There will always be hospital waiting lists, the director of the agency now charged with managing waiting list figures, Ms Maureen Lynott, said yesterday as Fianna Fáil came under fire for failing to fulfil a pre-election promise made in 2002 to eliminate waiting lists within two years. Eithne Donnellan, Health Correspondent, reports.
Ms Lynott, who is director of the National Treatment Purchase Fund (NTPF), said: "There will always be waiting lists. As long as people get sick and ill and need treatment there will be waiting lists". She was speaking at a press briefing at Government Buildings where latest waiting lists figures were presented.
The Department of Health figures given indicate there were 27,318 people on hospital waiting lists at the end of December, but after these figures were validated by the NTPF, the figures were reduced. Some 4,500 were removed because they were either not available for treatment, not medically suitable for treatment, no longer required treatment or the patients asked for their treatment to be postponed. A "very small percentage" had died, Ms Lynott said.

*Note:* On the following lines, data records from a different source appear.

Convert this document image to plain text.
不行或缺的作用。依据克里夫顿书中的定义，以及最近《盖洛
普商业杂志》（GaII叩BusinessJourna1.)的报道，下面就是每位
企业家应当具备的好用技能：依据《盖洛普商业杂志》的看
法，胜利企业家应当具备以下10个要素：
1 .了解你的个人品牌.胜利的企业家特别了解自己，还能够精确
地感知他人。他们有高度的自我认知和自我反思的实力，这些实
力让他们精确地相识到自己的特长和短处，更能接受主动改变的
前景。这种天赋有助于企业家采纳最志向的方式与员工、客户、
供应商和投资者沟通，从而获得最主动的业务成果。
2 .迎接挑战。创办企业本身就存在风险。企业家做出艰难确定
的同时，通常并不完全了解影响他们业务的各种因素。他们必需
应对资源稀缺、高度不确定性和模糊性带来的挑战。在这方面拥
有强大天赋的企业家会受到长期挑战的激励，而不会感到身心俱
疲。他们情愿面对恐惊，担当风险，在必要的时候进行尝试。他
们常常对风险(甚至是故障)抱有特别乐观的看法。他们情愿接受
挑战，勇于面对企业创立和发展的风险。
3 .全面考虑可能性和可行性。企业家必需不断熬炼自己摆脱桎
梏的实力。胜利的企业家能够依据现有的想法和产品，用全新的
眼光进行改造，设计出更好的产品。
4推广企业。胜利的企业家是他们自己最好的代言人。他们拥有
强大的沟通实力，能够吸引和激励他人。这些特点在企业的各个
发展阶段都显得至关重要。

A further 3,000 people were taken off the list because they were found to be waiting for non-surgical procedures. A working group involving Department of Health and NTPF officials will now look for the best way of dealing with them.
The NTPF now claims, as a result of its "drilling down" exercise, there are just 19,591 patients on hospital waiting lists. These figures include 7,307 patients who are waiting three to six months for surgery; 8,244 who are waiting between six and 12 months; 3,560 who are waiting one to two years for treatment and 480 patients waiting more than two years for operations.
The National Health Strategy published in 2001 said no patient would have to wait more than three months for treatment by the end of 2004. This deadline, like the Fianna Fáil pre-election promise, now also looks set to be missed.
However, the Minister for Health, Mr Martin, said he had no regrets about setting targets. They put pressure on to get things done, he said. He added that there had been real progress in reducing waiting times for treatment. He said 80 per cent of patients now wait less than one year for surgical treatment.
The waiting list figures presented yesterday were not in the usual format, giving a breakdown of the numbers waiting at each hospital, in each speciality, and with details of whether they were waiting for day or in-patient surgery.
However the figures which were published show four hospitals, all Dublin-based, have the longest waiting times. They are Beaumont, St Vincent's, James Connolly Memorial Hospital and the Royal Eye and Ear Hospital.
Ms Lynott said that when the NTPF was set up two years ago to buy treatment in private hospitals in the Republic and the UK for those waiting longest on waiting lists, it was dealing with patients who were waiting up to eight years for surgery.
She said the vast majority of hospitals and consultants were now co-operating with the NTPF but a small number were not. She cited the example of one Dublin hospital where there are 1,000 people on waiting lists for cataract operations which could be treated within weeks elsewhere in the country if they were referred to the NTPF. While she did not name the hospital, The Irish Times understands this to be the Royal Eye & Ear Hospital. Mr Martin appealed to the hospital to co-operate with the fund.